Philippe de Ségur raconte (La campagne de Russie) : « Quand la nouvelle de ce malheur parvint chez l’empereur, elle suspendit tout, discours et actions. Chacun s’arrêta, consterné : la victoire ne parut plus un succès ». Napoléon se rend près de lui le lendemain.

Le général Gudin s’éteint le 22 août 1812. La veille, le maréchal Davout écrivait à son épouse : « J’ai à te donner, ma chère Aimée, une bien mauvaise commission, celle de préparer Madame la comtesse Gudin à apprendre le malheur qui vient d’arriver à son bien estimable mari, dans un combat où sa division s’est couverte de gloire. Il a eu une cuisse emportée et le gras de l’autre jambe fracassé par un obus qui a éclaté près de lui : il est peu vraisemblable qu’il en revienne. Il a supporté l’amputation avec une fermeté bien rare : je l’ai vu peu d’heures après son malheur, et c’était lui qui cherchait à me consoler. On ne me remue pas facilement le cœur mais lorsque, une fois, on m’a inspiré de l’estime et de l’amitié, il est tout de feu. Je versais des larmes comme un enfant. Gudin a observé que je ne devais pas pleurer ; il m’a parlé de sa femme et de ses enfants, dit qu’il mourait tranquille sur leur sort, parce qu’il connaissait toute la bienveillance de l’Empereur envers ses serviteurs, et qu’il emportait avec lui la certitude que je ferais ce qui dépendrait de moi pour sa famille. Tu peux assurer Madame Gudin, si elle a le malheur de perdre son mari, que je justifierai dans toutes les occasions les sentiments et la confiance de son mari ». Chacun tiendra parole.

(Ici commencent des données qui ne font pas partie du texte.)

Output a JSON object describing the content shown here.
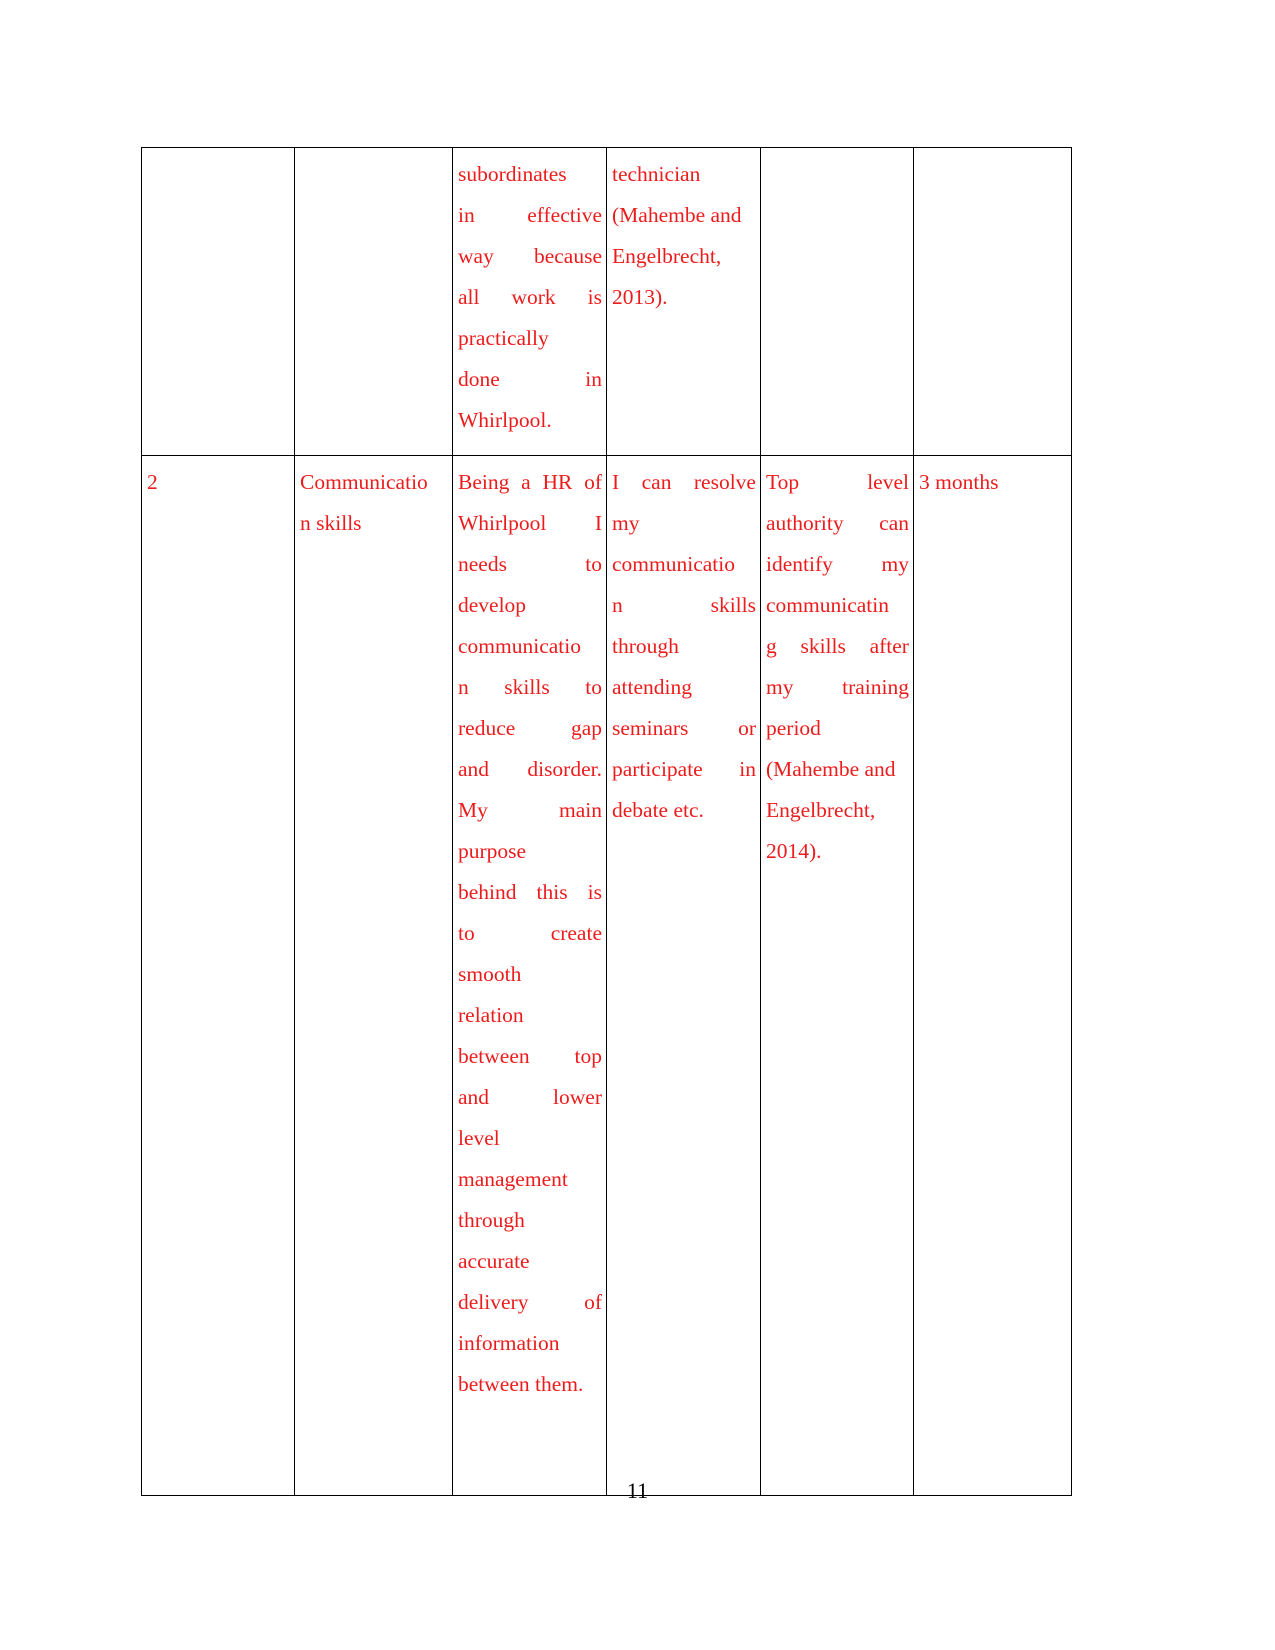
{
  "document": {
    "page_number": "11",
    "text_color": "#ED1C1C",
    "page_number_color": "#000000",
    "border_color": "#000000"
  },
  "table": {
    "rows": [
      {
        "row_index": 1,
        "cells": {
          "col1": "",
          "col2": "",
          "col3_lines": [
            [
              "subordinates"
            ],
            [
              "in",
              "effective"
            ],
            [
              "way",
              "because"
            ],
            [
              "all",
              "work",
              "is"
            ],
            [
              "practically"
            ],
            [
              "done",
              "in"
            ],
            [
              "Whirlpool."
            ]
          ],
          "col3_text": "subordinates in effective way because all work is practically done in Whirlpool.",
          "col4_lines": [
            [
              "technician"
            ],
            [
              "(Mahembe and"
            ],
            [
              "Engelbrecht,"
            ],
            [
              "2013)."
            ]
          ],
          "col4_text": "technician (Mahembe and Engelbrecht, 2013).",
          "col5": "",
          "col6": ""
        }
      },
      {
        "row_index": 2,
        "cells": {
          "col1": "2",
          "col2_lines": [
            [
              "Communicatio"
            ],
            [
              "n skills"
            ]
          ],
          "col2_text": "Communication skills",
          "col3_lines": [
            [
              "Being",
              "a",
              "HR",
              "of"
            ],
            [
              "Whirlpool",
              "I"
            ],
            [
              "needs",
              "to"
            ],
            [
              "develop"
            ],
            [
              "communicatio"
            ],
            [
              "n",
              "skills",
              "to"
            ],
            [
              "reduce",
              "gap"
            ],
            [
              "and",
              "disorder."
            ],
            [
              "My",
              "main"
            ],
            [
              "purpose"
            ],
            [
              "behind",
              "this",
              "is"
            ],
            [
              "to",
              "create"
            ],
            [
              "smooth"
            ],
            [
              "relation"
            ],
            [
              "between",
              "top"
            ],
            [
              "and",
              "lower"
            ],
            [
              "level"
            ],
            [
              "management"
            ],
            [
              "through"
            ],
            [
              "accurate"
            ],
            [
              "delivery",
              "of"
            ],
            [
              "information"
            ],
            [
              "between them."
            ]
          ],
          "col3_text": "Being a HR of Whirlpool I needs to develop communication skills to reduce gap and disorder. My main purpose behind this is to create smooth relation between top and lower level management through accurate delivery of information between them.",
          "col4_lines": [
            [
              "I",
              "can",
              "resolve"
            ],
            [
              "my"
            ],
            [
              "communicatio"
            ],
            [
              "n",
              "skills"
            ],
            [
              "through"
            ],
            [
              "attending"
            ],
            [
              "seminars",
              "or"
            ],
            [
              "participate",
              "in"
            ],
            [
              "debate etc."
            ]
          ],
          "col4_text": "I can resolve my communication skills through attending seminars or participate in debate etc.",
          "col5_lines": [
            [
              "Top",
              "level"
            ],
            [
              "authority",
              "can"
            ],
            [
              "identify",
              "my"
            ],
            [
              "communicatin"
            ],
            [
              "g",
              "skills",
              "after"
            ],
            [
              "my",
              "training"
            ],
            [
              "period"
            ],
            [
              "(Mahembe and"
            ],
            [
              "Engelbrecht,"
            ],
            [
              "2014)."
            ]
          ],
          "col5_text": "Top level authority can identify my communicating skills after my training period (Mahembe and Engelbrecht, 2014).",
          "col6": "3 months"
        }
      }
    ]
  }
}
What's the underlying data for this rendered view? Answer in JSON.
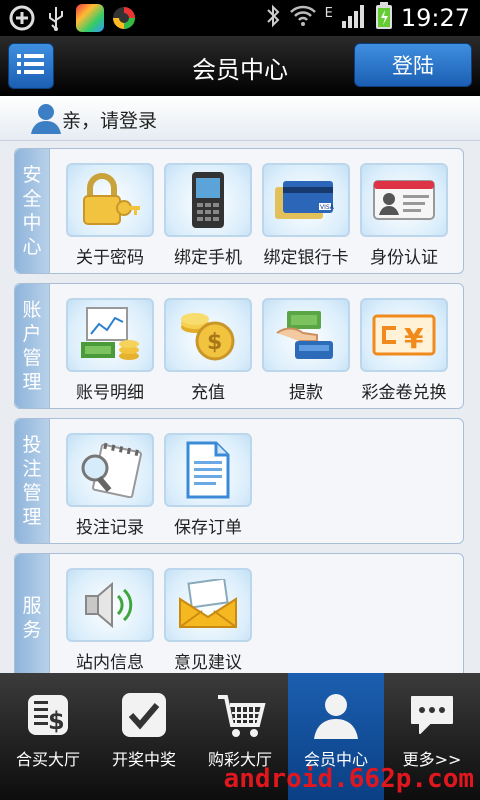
{
  "status_bar": {
    "time": "19:27",
    "network_type": "E",
    "icons": [
      "add-circle-icon",
      "usb-icon",
      "app-icon",
      "app-icon",
      "bluetooth-icon",
      "wifi-icon",
      "signal-icon",
      "battery-icon"
    ]
  },
  "header": {
    "title": "会员中心",
    "login_label": "登陆",
    "menu_icon": "list-menu-icon"
  },
  "user_bar": {
    "prompt": "亲，请登录",
    "icon": "user-icon"
  },
  "sections": [
    {
      "label_chars": [
        "安",
        "全",
        "中",
        "心"
      ],
      "items": [
        {
          "label": "关于密码",
          "icon": "padlock-key-icon"
        },
        {
          "label": "绑定手机",
          "icon": "mobile-phone-icon"
        },
        {
          "label": "绑定银行卡",
          "icon": "bank-cards-icon"
        },
        {
          "label": "身份认证",
          "icon": "id-card-icon"
        }
      ]
    },
    {
      "label_chars": [
        "账",
        "户",
        "管",
        "理"
      ],
      "items": [
        {
          "label": "账号明细",
          "icon": "account-chart-icon"
        },
        {
          "label": "充值",
          "icon": "coins-icon"
        },
        {
          "label": "提款",
          "icon": "withdraw-money-icon"
        },
        {
          "label": "彩金卷兑换",
          "icon": "yuan-coupon-icon"
        }
      ]
    },
    {
      "label_chars": [
        "投",
        "注",
        "管",
        "理"
      ],
      "items": [
        {
          "label": "投注记录",
          "icon": "notebook-search-icon"
        },
        {
          "label": "保存订单",
          "icon": "document-icon"
        }
      ]
    },
    {
      "label_chars": [
        "服",
        "务"
      ],
      "items": [
        {
          "label": "站内信息",
          "icon": "speaker-icon"
        },
        {
          "label": "意见建议",
          "icon": "envelope-icon"
        }
      ]
    }
  ],
  "tabs": [
    {
      "label": "合买大厅",
      "icon": "dollar-document-icon",
      "active": false
    },
    {
      "label": "开奖中奖",
      "icon": "checkmark-icon",
      "active": false
    },
    {
      "label": "购彩大厅",
      "icon": "shopping-cart-icon",
      "active": false
    },
    {
      "label": "会员中心",
      "icon": "member-icon",
      "active": true
    },
    {
      "label": "更多>>",
      "icon": "chat-bubble-icon",
      "active": false
    }
  ],
  "watermark": "android.662p.com",
  "colors": {
    "accent": "#1b5fb3",
    "section_label": "#8eb4da",
    "watermark": "#e1171f"
  }
}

C’est cet homme, grand soldat mort pour son pays, qui revient à la France et à sa famille – Aymeric d’Orléans et les siens, huit générations après – son dernier voyage payé par l’oligarque russe Andrey Kozystin. Pandémie aidant – et chicaneries françaises, la cérémonie aux Invalides comme la venue de Vladimir Poutine ont été annulées. Pensez, c’est un amateur qui est à l’origine des recherches, « un Français », nous dit le Figaro (5), « réputé proche du pouvoir russe » - mais aussi ex-assistant de Jean-Marie Le Pen député européen, Pierre Malinowski. On l’ignorait donc lorsqu’Emmanuel Macron a proposé une cérémonie conjointe aux Invalides à Vladimir Poutine ? Ou bien ? Parce que « l’hypothèse d’une inhumation aux Invalides a refait surface récemment. Avec deux dates : le 22 août, jour anniversaire de la mort de Gudin, ou bien le 2 décembre, jour de la victoire d’Austerlitz. Pour l’instant, l’Élysée garde le silence ».

Patience, général, vous connaissez votre pays, sa grandeur comme ses ridicules. Il est à nouveau en dispute, en déraison. Le vent tournera. Bienvenue chez vous.